What does that "ambox" word mean in English? My dictionary doesn't know. On cswiki we already use the class/class prefix "labelced", which could be translated to something like "banner" in English. It would be really inconvenient to rename or add hundreds of classes to prefix "ambox" if we already use "labelced" (transl. "banner") everywhere.
Topic on Talk:Recommendations for mobile friendly articles on Wikimedia wikis/Flow
"ambox" is an abbreviation of "article message box". On enwiki there's also "tmbox" ("talk-page message box"), "cmbox" ("category message box"), "imbox" ("image message box"), and a few others.
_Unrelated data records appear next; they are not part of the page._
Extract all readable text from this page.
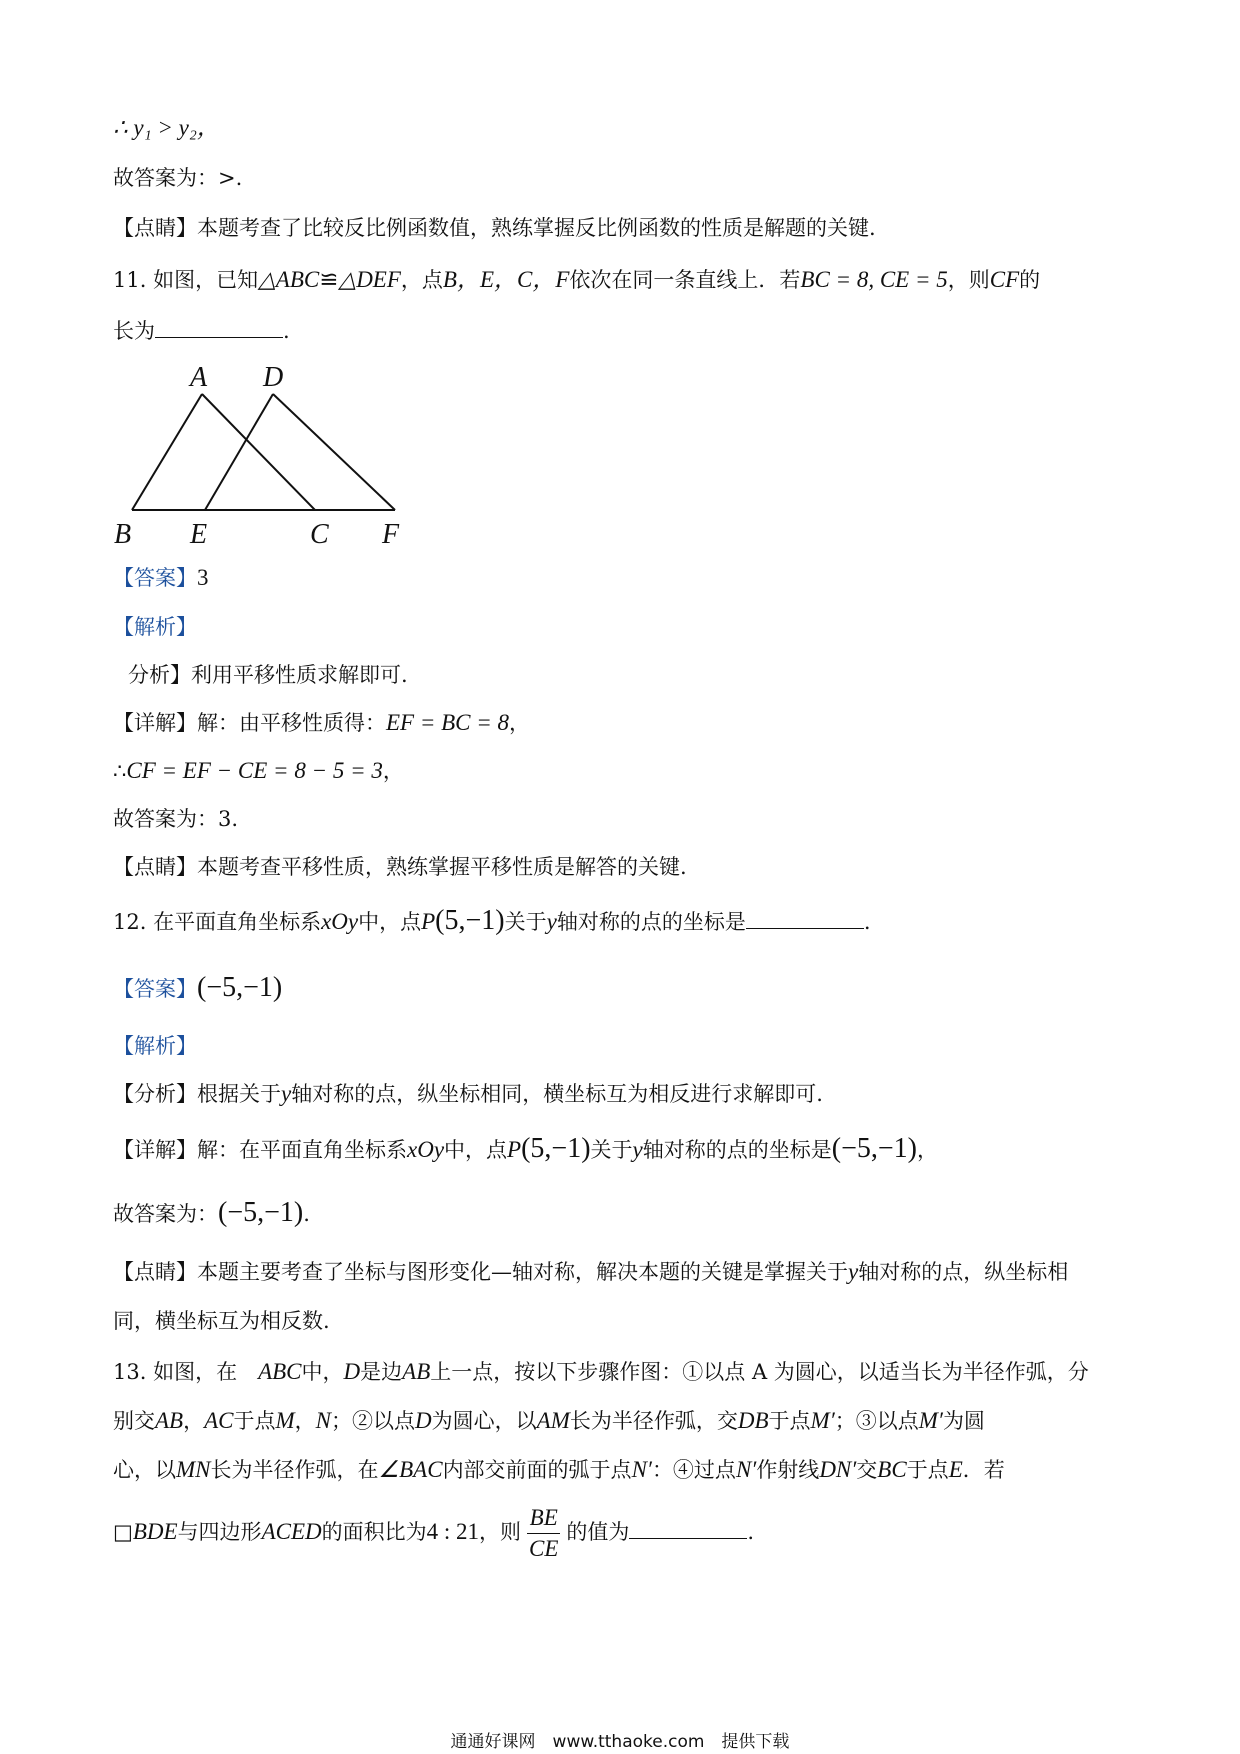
∴ y₁ > y₂，
故答案为：>.
【点睛】本题考查了比较反比例函数值，熟练掌握反比例函数的性质是解题的关键.
11. 如图，已知△ABC≌△DEF，点B，E，C，F依次在同一条直线上．若BC = 8, CE = 5，则CF的
长为	.
A D
B E	C F
【答案】3
【解析】
分析】利用平移性质求解即可.
【详解】解：由平移性质得：EF = BC = 8，
∴CF = EF − CE = 8 − 5 = 3，
故答案为：3.
【点睛】本题考查平移性质，熟练掌握平移性质是解答的关键.
12. 在平面直角坐标系xOy中，点P(5,−1)关于y轴对称的点的坐标是	.
【答案】(−5,−1)
【解析】
【分析】根据关于y轴对称的点，纵坐标相同，横坐标互为相反进行求解即可.
【详解】解：在平面直角坐标系xOy中，点P(5,−1)关于y轴对称的点的坐标是(−5,−1)，
故答案为：(−5,−1).
【点睛】本题主要考查了坐标与图形变化—轴对称，解决本题的关键是掌握关于y轴对称的点，纵坐标相
同，横坐标互为相反数.
13. 如图，在　ABC中，D是边AB上一点，按以下步骤作图：①以点 A 为圆心，以适当长为半径作弧，分
别交AB，AC于点M，N；②以点D为圆心，以AM长为半径作弧，交DB于点M′；③以点M′为圆
心，以MN长为半径作弧，在∠BAC内部交前面的弧于点N′：④过点N′作射线DN′交BC于点E．若
□BDE与四边形ACED的面积比为4 : 21，则 $\frac{BE}{CE}$ 的值为	.
通通好课网　www.tthaoke.com　提供下载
I see. On cswiki we have got "cedule" template ("labelced-page" class) for articles and "cedule diskuse" (resp. "labelced-talk") for talk pages. It would be much easier to set somewhere our prefix than change things like:
labelced-image -> labelced-image ambox-image
labelced-content -> labelced-content ambox-content
and so on...
Dvorapa I've love your feedback on https://phabricator.wikimedia.org/T206177 I've been pushing for us to use some more neutral language that's not based on the English templates. While supporting different selectors per projects seems like over-engineering, it makes sense to encourage consistent markup across project that uses a common language e.g. `page-issue` / `page-problem` rather than `ambox`
Good to know, thank you!
I had to look it up, the ambox (or rather mbox) structure, classes and styling is 11 years and 2 months old now !
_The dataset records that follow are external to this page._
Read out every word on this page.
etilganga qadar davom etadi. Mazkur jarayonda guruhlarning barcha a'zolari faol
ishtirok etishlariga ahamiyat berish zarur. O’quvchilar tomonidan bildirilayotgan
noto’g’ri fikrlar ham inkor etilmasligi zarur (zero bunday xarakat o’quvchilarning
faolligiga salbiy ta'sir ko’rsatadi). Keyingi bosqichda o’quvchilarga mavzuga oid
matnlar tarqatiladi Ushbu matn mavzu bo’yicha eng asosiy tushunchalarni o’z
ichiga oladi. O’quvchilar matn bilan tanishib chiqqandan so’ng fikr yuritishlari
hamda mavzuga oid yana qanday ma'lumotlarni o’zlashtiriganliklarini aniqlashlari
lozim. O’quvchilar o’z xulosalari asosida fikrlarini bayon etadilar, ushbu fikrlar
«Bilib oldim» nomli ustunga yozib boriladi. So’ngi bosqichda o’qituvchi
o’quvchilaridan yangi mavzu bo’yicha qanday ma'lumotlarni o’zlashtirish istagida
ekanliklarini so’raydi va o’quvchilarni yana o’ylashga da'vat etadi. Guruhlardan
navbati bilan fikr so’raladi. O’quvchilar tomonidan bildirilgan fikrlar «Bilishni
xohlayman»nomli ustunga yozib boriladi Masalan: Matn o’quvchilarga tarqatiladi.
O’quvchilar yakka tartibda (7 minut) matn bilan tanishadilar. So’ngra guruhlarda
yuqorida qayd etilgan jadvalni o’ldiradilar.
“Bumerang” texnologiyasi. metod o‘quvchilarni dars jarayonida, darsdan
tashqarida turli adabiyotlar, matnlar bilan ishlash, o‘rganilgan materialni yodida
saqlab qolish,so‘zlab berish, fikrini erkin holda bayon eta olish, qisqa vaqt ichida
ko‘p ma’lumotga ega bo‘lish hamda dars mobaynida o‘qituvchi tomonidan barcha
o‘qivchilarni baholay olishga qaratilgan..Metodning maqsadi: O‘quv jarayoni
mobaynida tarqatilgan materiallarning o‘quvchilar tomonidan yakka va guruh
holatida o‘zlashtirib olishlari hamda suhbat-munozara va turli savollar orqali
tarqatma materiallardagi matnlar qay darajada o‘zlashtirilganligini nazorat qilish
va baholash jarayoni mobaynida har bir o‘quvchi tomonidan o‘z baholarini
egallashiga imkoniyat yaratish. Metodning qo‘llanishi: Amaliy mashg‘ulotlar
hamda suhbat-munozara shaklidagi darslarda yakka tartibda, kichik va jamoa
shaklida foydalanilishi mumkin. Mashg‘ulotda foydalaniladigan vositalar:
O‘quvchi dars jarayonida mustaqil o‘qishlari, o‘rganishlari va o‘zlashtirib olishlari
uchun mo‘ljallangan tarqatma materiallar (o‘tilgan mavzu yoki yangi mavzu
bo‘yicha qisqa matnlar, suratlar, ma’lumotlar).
Basically the only thing that was added to it was hide-when-compact (terribly named btw).
Ah, there is also another task like that: T201975. BTW this page should be categorized and also linked from other how-to create-template pages on mw, shouldn't be? BTW the order of templates at the top differs on cswiki per our rules, where broken templates (.ambox) should be above info templates (.hatnote) and all the other content.